The Justice Department and nearly all state attorneys general have opened investigations into allegations that Google has broken antitrust laws. The federal probe focuses on search bias, advertising and management of Google’s Android operating system.
Google’s shares were up 1.6% on the day.
Google spokeswoman Julie Tarallo McAlister said the company continued to engage with the Justice Department and the Texas attorney general’s office.
“We don’t have any updates or comments on speculation. The facts are clear: Our digital advertising products compete across a crowded industry with hundreds of rivals and technologies, and have helped lower costs for advertisers and consumers,” Tarallo said.
Reuters and others reported in mid-May that state attorneys general led by Texas were likely to file an antitrust lawsuit against Google later this year. The Justice Department is also moving toward bringing a case as soon as this summer, The Wall Street Journal reported then.

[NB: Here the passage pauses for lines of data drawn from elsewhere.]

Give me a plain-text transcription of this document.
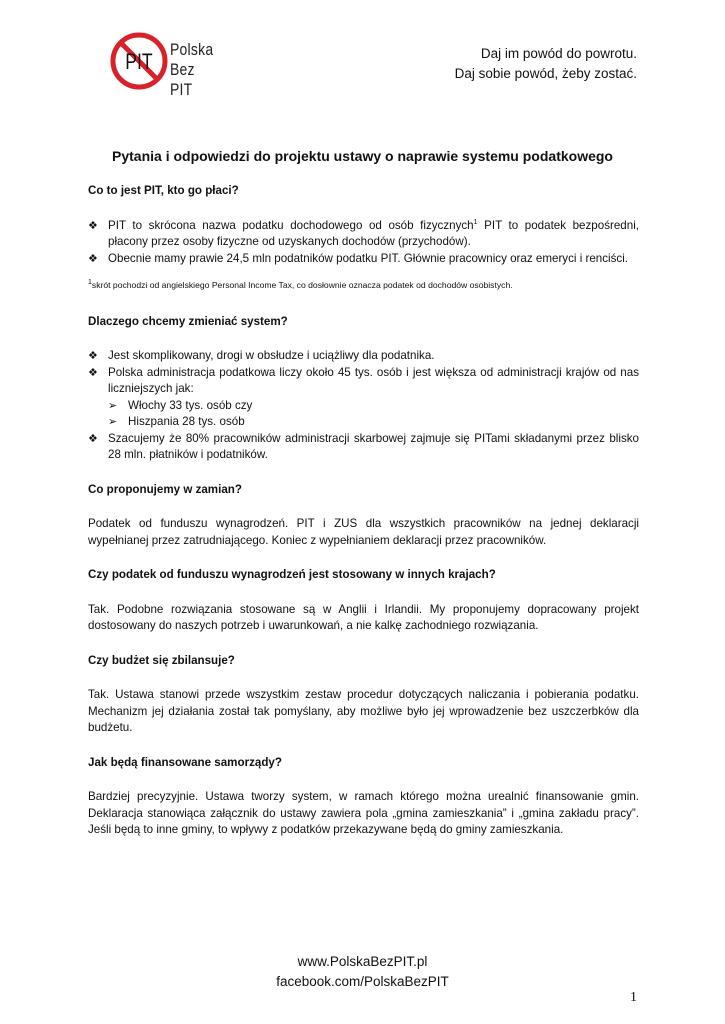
PIT
Polska
Bez PIT
Daj im powód do powrotu.
Daj sobie powód, żeby zostać.
Pytania i odpowiedzi do projektu ustawy o naprawie systemu podatkowego
Co to jest PIT, kto go płaci?
❖ PIT to skrócona nazwa podatku dochodowego od osób fizycznych$^1$ PIT to podatek bezpośredni, płacony przez osoby fizyczne od uzyskanych dochodów (przychodów).
❖ Obecnie mamy prawie 24,5 mln podatników podatku PIT. Głównie pracownicy oraz emeryci i renciści.
$^1$skrót pochodzi od angielskiego Personal Income Tax, co dosłownie oznacza podatek od dochodów osobistych.
Dlaczego chcemy zmieniać system?
❖ Jest skomplikowany, drogi w obsłudze i uciążliwy dla podatnika.
❖ Polska administracja podatkowa liczy około 45 tys. osób i jest większa od administracji krajów od nas liczniejszych jak:
➢ Włochy 33 tys. osób czy
➢ Hiszpania 28 tys. osób
❖ Szacujemy że 80% pracowników administracji skarbowej zajmuje się PITami składanymi przez blisko 28 mln. płatników i podatników.
Co proponujemy w zamian?
Podatek od funduszu wynagrodzeń. PIT i ZUS dla wszystkich pracowników na jednej deklaracji wypełnianej przez zatrudniającego. Koniec z wypełnianiem deklaracji przez pracowników.
Czy podatek od funduszu wynagrodzeń jest stosowany w innych krajach?
Tak. Podobne rozwiązania stosowane są w Anglii i Irlandii. My proponujemy dopracowany projekt dostosowany do naszych potrzeb i uwarunkowań, a nie kalkę zachodniego rozwiązania.
Czy budżet się zbilansuje?
Tak. Ustawa stanowi przede wszystkim zestaw procedur dotyczących naliczania i pobierania podatku. Mechanizm jej działania został tak pomyślany, aby możliwe było jej wprowadzenie bez uszczerbków dla budżetu.
Jak będą finansowane samorządy?
Bardziej precyzyjnie. Ustawa tworzy system, w ramach którego można urealnić finansowanie gmin. Deklaracja stanowiąca załącznik do ustawy zawiera pola „gmina zamieszkania” i „gmina zakładu pracy”. Jeśli będą to inne gminy, to wpływy z podatków przekazywane będą do gminy zamieszkania.
www.PolskaBezPIT.pl
facebook.com/PolskaBezPIT
1
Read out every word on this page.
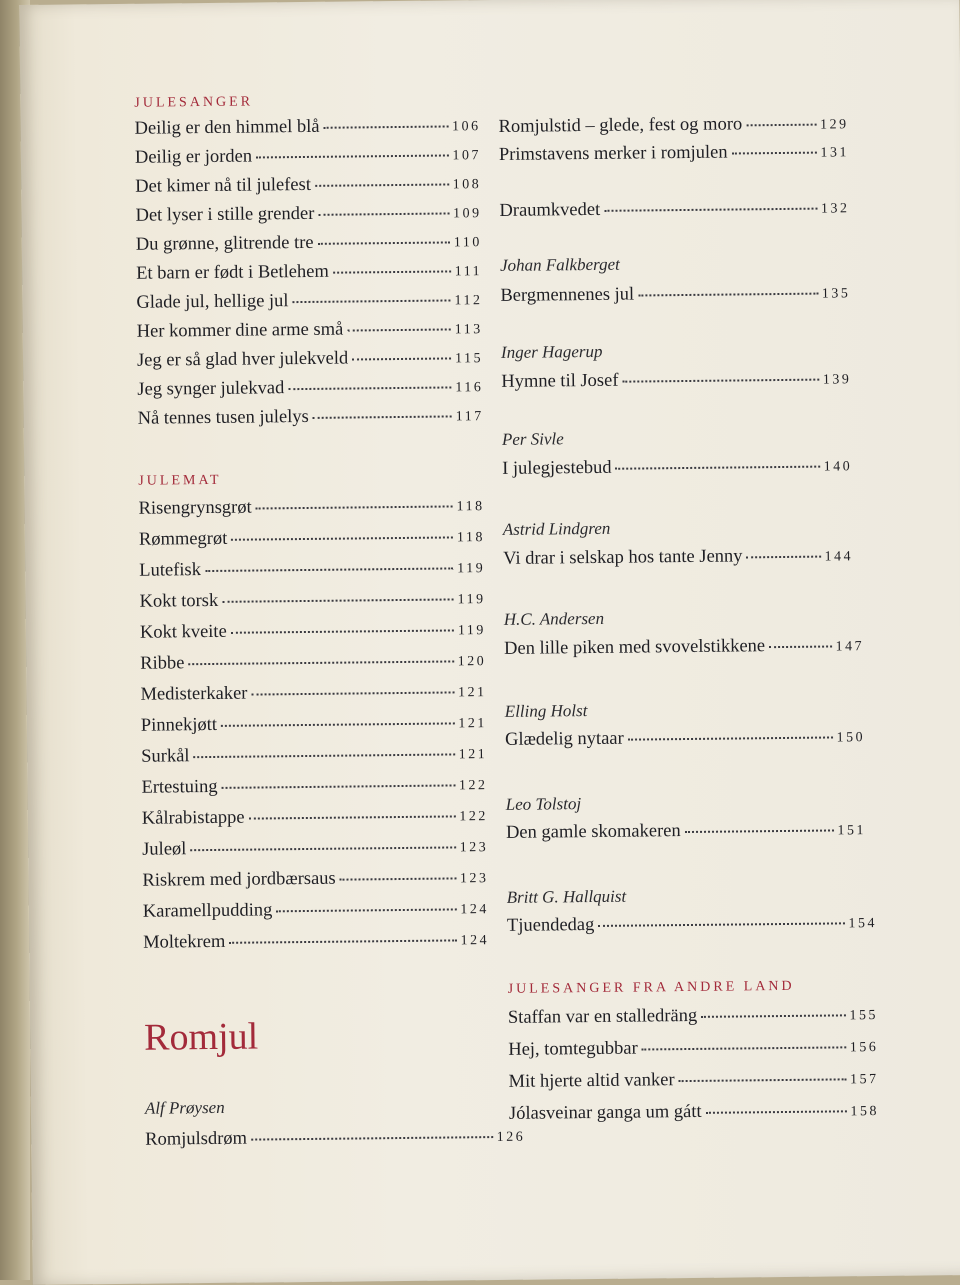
JULESANGER
Deilig er den himmel blå	106
Deilig er jorden	107
Det kimer nå til julefest	108
Det lyser i stille grender	109
Du grønne, glitrende tre	110
Et barn er født i Betlehem	111
Glade jul, hellige jul	112
Her kommer dine arme små	113
Jeg er så glad hver julekveld	115
Jeg synger julekvad	116
Nå tennes tusen julelys	117
JULEMAT
Risengrynsgrøt	118
Rømmegrøt	118
Lutefisk	119
Kokt torsk	119
Kokt kveite	119
Ribbe	120
Medisterkaker	121
Pinnekjøtt	121
Surkål	121
Ertestuing	122
Kålrabistappe	122
Juleøl	123
Riskrem med jordbærsaus	123
Karamellpudding	124
Moltekrem	124
Romjul
Alf Prøysen
Romjulsdrøm	126
Romjulstid – glede, fest og moro	129
Primstavens merker i romjulen	131
Draumkvedet	132
Johan Falkberget
Bergmennenes jul	135
Inger Hagerup
Hymne til Josef	139
Per Sivle
I julegjestebud	140
Astrid Lindgren
Vi drar i selskap hos tante Jenny	144
H.C. Andersen
Den lille piken med svovelstikkene	147
Elling Holst
Glædelig nytaar	150
Leo Tolstoj
Den gamle skomakeren	151
Britt G. Hallquist
Tjuendedag	154
JULESANGER FRA ANDRE LAND
Staffan var en stalledräng	155
Hej, tomtegubbar	156
Mit hjerte altid vanker	157
Jólasveinar ganga um gátt	158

Google on Thursday announced several leadership changes, including expanding senior vice president Prabhakar Raghavan’s oversight to search engineering in addition to development of the company’s ads systems. Several antitrust complaints against Google center on the company’s promotion of its own services in the search engine, and how it charges for search ads. In his expanded role, Raghavan can control the entire canvas of Google’s search engine, including organic results and ads.
Google, Facebook Inc, Amazon.com Inc and Apple Inc are under a series of probes into allegations that the tech behemoths use their clout to unfairly defend their market share.
The federal probe of Google focuses on search, advertising and management of its Android operating system.